In 1972 Chisholm, a Democrat, became the first black woman to make a major-party bid for the Presidency, although she readily acknowledged it was a largely symbolic effort. (George McGovern ultimately won the party's nomination.) "When I die," she said during a recent, rare interview for a documentary scheduled to air Feb. 7 on PBS, "I want to be remembered as a woman who lived in the 20th century and who dared to be a catalyst for change." Given the gradual evolution of American politics since then—there are now 14 African-American women in Congress—it's fair to say Chisholm, who married twice and had no children, leaves this world with her mission accomplished. "She took the White Males Only sign off Congress and the White House," says feminist Gloria Steinem, who worked with Chisholm. "That's huge."

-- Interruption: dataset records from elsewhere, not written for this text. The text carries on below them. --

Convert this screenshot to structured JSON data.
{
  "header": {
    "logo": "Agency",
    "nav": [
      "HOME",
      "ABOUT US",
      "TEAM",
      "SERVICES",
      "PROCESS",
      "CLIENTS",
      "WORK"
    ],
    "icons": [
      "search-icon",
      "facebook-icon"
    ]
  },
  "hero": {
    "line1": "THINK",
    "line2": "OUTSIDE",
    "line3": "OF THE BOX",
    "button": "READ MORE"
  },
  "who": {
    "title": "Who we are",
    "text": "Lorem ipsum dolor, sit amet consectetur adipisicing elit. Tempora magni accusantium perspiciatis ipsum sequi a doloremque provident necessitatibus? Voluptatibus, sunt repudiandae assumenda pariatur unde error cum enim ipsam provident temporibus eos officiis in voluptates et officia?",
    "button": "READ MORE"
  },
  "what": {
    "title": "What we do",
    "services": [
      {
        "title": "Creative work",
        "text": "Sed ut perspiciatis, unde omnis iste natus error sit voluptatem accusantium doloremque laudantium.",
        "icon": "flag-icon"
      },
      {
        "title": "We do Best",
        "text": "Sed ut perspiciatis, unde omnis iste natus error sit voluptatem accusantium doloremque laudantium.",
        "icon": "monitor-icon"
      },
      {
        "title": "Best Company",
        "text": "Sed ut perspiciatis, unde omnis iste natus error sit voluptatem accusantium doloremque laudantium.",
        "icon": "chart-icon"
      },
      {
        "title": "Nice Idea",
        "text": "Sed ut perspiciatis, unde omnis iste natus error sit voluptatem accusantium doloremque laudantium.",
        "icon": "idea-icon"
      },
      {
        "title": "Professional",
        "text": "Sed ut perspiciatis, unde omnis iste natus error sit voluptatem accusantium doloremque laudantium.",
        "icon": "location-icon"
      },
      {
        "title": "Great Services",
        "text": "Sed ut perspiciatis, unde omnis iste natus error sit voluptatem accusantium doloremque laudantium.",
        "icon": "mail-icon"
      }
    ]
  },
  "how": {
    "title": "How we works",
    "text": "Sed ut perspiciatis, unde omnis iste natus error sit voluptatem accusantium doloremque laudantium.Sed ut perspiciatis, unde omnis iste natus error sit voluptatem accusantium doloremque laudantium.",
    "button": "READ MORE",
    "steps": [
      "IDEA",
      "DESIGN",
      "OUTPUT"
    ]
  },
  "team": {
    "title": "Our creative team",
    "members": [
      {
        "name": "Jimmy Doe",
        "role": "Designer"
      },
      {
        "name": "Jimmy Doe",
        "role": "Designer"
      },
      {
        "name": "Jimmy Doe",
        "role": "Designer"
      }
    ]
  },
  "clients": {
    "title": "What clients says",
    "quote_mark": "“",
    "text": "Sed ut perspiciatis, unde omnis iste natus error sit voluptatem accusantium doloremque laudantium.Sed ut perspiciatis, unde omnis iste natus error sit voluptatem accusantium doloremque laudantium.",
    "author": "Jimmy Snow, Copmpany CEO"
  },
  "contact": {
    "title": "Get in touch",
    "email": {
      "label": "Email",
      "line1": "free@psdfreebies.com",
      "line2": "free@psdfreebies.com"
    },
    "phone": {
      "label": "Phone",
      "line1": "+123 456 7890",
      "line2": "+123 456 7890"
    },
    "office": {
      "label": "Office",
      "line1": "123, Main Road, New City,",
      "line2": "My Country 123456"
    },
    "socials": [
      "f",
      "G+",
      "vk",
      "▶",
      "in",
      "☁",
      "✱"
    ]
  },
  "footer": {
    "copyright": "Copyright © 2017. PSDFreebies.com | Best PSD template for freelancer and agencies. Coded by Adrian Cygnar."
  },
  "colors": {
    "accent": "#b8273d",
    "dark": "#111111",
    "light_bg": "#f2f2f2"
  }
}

When Shirley Chisholm won election in 1968, the first black woman in Congress was greeted in Washington with cold shoulders rather than open arms. Many of her new colleagues, overwhelmingly white and male, would barely speak to her, Chisholm told friends, and seemed eager to keep her on the fringes of power. But that was a place the Brooklynbred politician was determined to leave behind. Democratic party activist and longtime friend Donna Brazile still recalls the advice Chisholm once gave her: "She said, If you wait for a man to give you a seat, you'll never have one! If they don't give you a seat at the table, bring in a folding chair.' "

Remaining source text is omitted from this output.